Edmundsson kam in den Testspielen vor der Saison kaum zum Einsatz. „Aber in den vergangenen 14 Tagen hat er sich wieder rangekämpft“, lobte Neuhaus. Darum habe er ihm eine Chance gegeben, die er gleich nutzte – zum Leidwesen der Kölner, die dadurch schon wieder mit zwei Pleiten in eine Bundesligasaison starteten. Als Edmundsson in der Schlussphase traf, hatte Köln das Spiel ganz gut im Griff. „Es sah nicht danach aus, dass wir verlieren würden“, ärgerte sich FC-Coach Markus Gisdol.

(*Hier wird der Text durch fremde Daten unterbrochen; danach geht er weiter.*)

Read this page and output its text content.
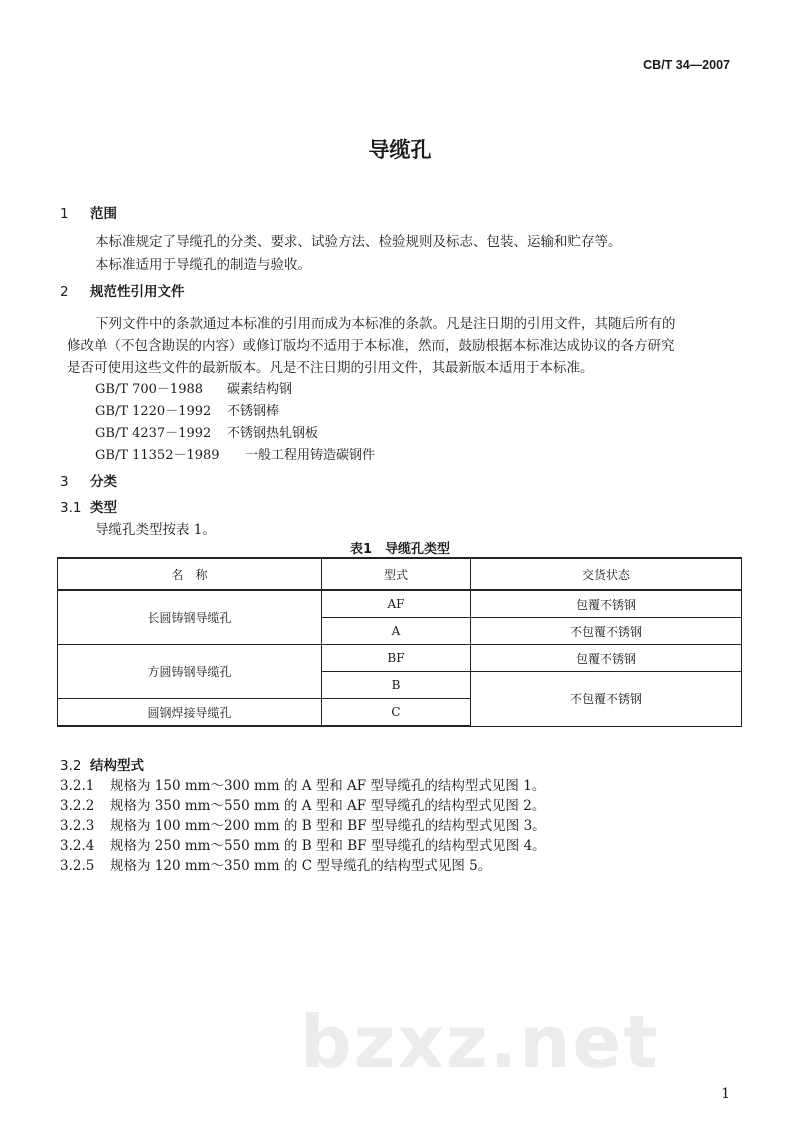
CB/T 34—2007
导缆孔
1 范围
本标准规定了导缆孔的分类、要求、试验方法、检验规则及标志、包装、运输和贮存等。
本标准适用于导缆孔的制造与验收。
2 规范性引用文件
下列文件中的条款通过本标准的引用而成为本标准的条款。凡是注日期的引用文件，其随后所有的
修改单（不包含勘误的内容）或修订版均不适用于本标准，然而，鼓励根据本标准达成协议的各方研究
是否可使用这些文件的最新版本。凡是不注日期的引用文件，其最新版本适用于本标准。
GB/T 700－1988 碳素结构钢
GB/T 1220－1992 不锈钢棒
GB/T 4237－1992 不锈钢热轧钢板
GB/T 11352－1989 一般工程用铸造碳钢件
3 分类
3.1 类型
导缆孔类型按表 1。
表1　导缆孔类型
名　称	型式	交货状态
长圆铸钢导缆孔	AF	包覆不锈钢
	A	不包覆不锈钢
方圆铸钢导缆孔	BF	包覆不锈钢
	B	不包覆不锈钢
圆钢焊接导缆孔	C	
3.2 结构型式
3.2.1 规格为 150 mm～300 mm 的 A 型和 AF 型导缆孔的结构型式见图 1。
3.2.2 规格为 350 mm～550 mm 的 A 型和 AF 型导缆孔的结构型式见图 2。
3.2.3 规格为 100 mm～200 mm 的 B 型和 BF 型导缆孔的结构型式见图 3。
3.2.4 规格为 250 mm～550 mm 的 B 型和 BF 型导缆孔的结构型式见图 4。
3.2.5 规格为 120 mm～350 mm 的 C 型导缆孔的结构型式见图 5。
bzxz.net
1
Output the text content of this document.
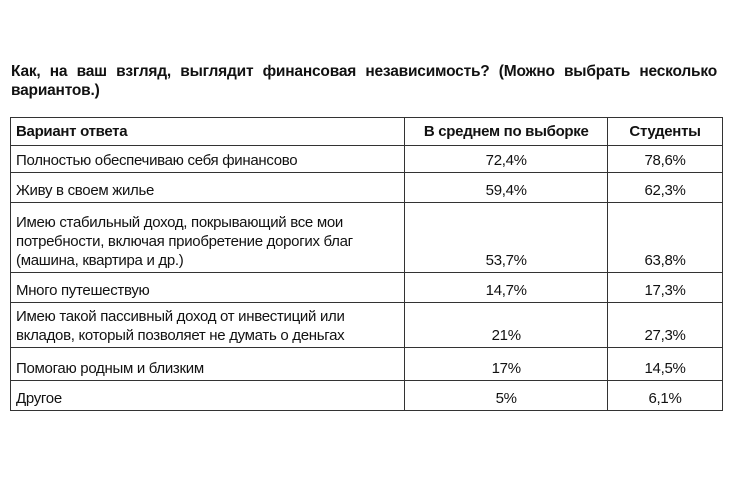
Как, на ваш взгляд, выглядит финансовая независимость? (Можно выбрать несколько вариантов.)
Вариант ответа	В среднем по выборке	Студенты
Полностью обеспечиваю себя финансово	72,4%	78,6%
Живу в своем жилье	59,4%	62,3%
Имею стабильный доход, покрывающий все мои потребности, включая приобретение дорогих благ (машина, квартира и др.)	53,7%	63,8%
Много путешествую	14,7%	17,3%
Имею такой пассивный доход от инвестиций или вкладов, который позволяет не думать о деньгах	21%	27,3%
Помогаю родным и близким	17%	14,5%
Другое	5%	6,1%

Bundesliga-Geschichte geschrieben

Edmundsson, dessen erste Aktionen nach seiner Hereinnahme etwas ungelenk wirkten, schrieb dagegen Bundesliga-Geschichte. „Ich weiß, dass fast jeder auf den Färöer-Inseln auf die Bundesliga guckt, weil die Leute wissen, dass ich der erste Spieler hier von dort bin“, sagte er, nachdem er als erster Färinger in der Bundesliga getroffen und Arminia den ersten Heimsieg nach der Rückkehr ins Oberhaus gesichert hatte. Der Nationalspieler ist der einzige Profi von der zu Dänemark gehörenden Inselgruppe, der neben Keeper Gunnar Nielsen (debütierte 2010 für Manchester City) in einer europäischen Top-Liga Fuß fasste.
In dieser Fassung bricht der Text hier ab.